CIPS Procurement Power List 2021 celebrated

Will Green is news editor of Supply Management
30 June 2021

The CIPS Procurement Power List 2021 has been launched showcasing the best leadership skills in the profession.

The 25 have been chosen because they have “real credibility in the wider procurement community” and a “reputation for delivering”, said Malcolm Harrison, group CEO, CIPS.

Speaking during a launch webinar Harrison said: “The CIPS Procurement Power List is a benchmark of the effect procurement can have on organisations. It’s showcasing some of the best leaders who are really engaged with major change or transformational projects.”

A panel discussion on diversity in the profession heard 60% of people on the 10-strong On The Move list were women and it was hoped women would make up 50% of the main list “in the next year or two”.

“We don’t have any targets in terms of diversity, I think that would be the wrong thing to do, but this does reflect that we are getting greater diversity, be that ethnic diversity, gender diversity, in that leadership community, and that’s fantastic to see,” said Harrison.

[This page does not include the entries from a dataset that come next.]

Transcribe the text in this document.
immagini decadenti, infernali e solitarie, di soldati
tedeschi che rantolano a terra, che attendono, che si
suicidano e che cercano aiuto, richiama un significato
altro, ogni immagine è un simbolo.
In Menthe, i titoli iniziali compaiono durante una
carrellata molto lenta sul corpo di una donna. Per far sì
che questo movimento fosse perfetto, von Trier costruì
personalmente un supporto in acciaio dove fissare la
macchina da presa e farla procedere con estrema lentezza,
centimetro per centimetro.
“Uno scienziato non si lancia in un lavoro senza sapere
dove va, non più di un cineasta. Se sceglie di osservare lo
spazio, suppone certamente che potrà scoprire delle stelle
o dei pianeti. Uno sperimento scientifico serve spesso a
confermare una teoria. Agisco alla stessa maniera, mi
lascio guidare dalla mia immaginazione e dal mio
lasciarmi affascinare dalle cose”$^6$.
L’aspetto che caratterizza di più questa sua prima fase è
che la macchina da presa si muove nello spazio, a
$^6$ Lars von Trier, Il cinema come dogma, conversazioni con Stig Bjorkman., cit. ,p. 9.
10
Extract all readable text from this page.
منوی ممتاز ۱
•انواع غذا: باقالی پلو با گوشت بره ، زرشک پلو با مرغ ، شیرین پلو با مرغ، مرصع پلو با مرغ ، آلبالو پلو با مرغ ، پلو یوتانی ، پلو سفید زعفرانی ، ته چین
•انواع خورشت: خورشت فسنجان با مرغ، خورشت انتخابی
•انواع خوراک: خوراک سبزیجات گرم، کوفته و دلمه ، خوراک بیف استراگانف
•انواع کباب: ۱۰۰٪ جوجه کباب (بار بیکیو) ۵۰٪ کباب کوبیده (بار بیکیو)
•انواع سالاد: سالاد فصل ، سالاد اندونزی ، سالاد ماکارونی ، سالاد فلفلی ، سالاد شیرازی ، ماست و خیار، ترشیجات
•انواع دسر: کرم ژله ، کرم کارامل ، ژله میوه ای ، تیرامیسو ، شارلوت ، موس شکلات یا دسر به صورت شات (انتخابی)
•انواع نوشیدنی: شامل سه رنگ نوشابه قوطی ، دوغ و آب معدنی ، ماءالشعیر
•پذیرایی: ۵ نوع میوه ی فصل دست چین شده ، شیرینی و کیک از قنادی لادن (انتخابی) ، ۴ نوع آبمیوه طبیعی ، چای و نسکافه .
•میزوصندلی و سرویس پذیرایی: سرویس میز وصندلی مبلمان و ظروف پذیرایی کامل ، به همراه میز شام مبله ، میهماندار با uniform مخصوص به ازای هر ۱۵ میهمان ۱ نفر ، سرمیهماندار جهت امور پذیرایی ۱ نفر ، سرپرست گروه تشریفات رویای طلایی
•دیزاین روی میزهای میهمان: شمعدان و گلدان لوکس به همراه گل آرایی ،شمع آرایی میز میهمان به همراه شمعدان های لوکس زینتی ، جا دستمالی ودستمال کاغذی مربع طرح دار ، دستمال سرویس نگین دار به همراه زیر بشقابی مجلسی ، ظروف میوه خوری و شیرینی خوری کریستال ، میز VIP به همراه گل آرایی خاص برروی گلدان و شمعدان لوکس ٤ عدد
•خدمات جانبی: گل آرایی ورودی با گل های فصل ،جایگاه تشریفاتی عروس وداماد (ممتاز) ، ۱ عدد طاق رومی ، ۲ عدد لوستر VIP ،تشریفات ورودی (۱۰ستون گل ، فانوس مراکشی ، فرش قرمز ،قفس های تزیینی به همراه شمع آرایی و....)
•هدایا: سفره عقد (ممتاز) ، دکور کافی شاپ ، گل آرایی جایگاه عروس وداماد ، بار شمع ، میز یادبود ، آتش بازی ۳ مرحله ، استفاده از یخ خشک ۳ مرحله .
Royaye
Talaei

The webinar was told women had struggled more during the pandemic. Lucy Harding, partner and global head of the procurement & supply chain practice at Odgers Berndtson, said: “We have lost females at all levels of organisations because of the competing priorities of home pressure, family, work.”

Angela Qu, CPO at Lufthansa Group, said the pandemic “made many people, especially women, think what is important in life, work or family, that is one of the reasons why a lot of women quit jobs during the pandemic”.

She said she held regular “virtual lunch breaks” with female colleagues to share thoughts and offer support.

Harding said an emerging issue was supporting women “at the latter stage of their career when they go through menopause”.

“We focus on filling the hopper at the graduate end, the mid career, supporting working families, with very little attention on the deep picture we’re getting at the senior end of a woman’s career,” she said.

“We need to keep working to support those really talented women in the workplace when they have a wealth of experience and wisdom to offer and helping them through that period.”

Rachael Legg, chief procurement and property officer at science and chemicals company Johnson Matthey, said the organisation had a target for 40% of management positions to be held by women by 2030. “We are now engaging with our people to ensure we can support our talented women through the menopause,” she added.

Rob Woodstock, chief commercial officer at HMRC, said the murder of George Floyd had been a turning point in the organisation.

“We have had black employees talk about their experience of work through the sad experience last year of George Floyd’s murder,” he said. “That was the point when our work on race moved from being the responsibility of their network to something that everyone needed to understand and lean into.

“We had really difficult experience-sharing moments and colleagues really responded well. We’ve delivered training to everyone on how to support colleagues, micro behaviours, how we recruit, but actually in day-to-day working if you see something that isn’t right, to know what to do about it.”

Qu said she worked to make procurement more inclusive by bringing in people with varied personality types from different backgrounds, such sales, marketing, and finance.

“This is leadership’s task to know the diversity of their team and address those needs. You create a platform where people can shine together in different forms,” she said.

Harding said evidence showed diverse organisations were more successful. “There is a direct correlation between profitability and financial success and the diversity of organisations,” she said. “There is definitely a business case for it. We shouldn’t need one, but there is.”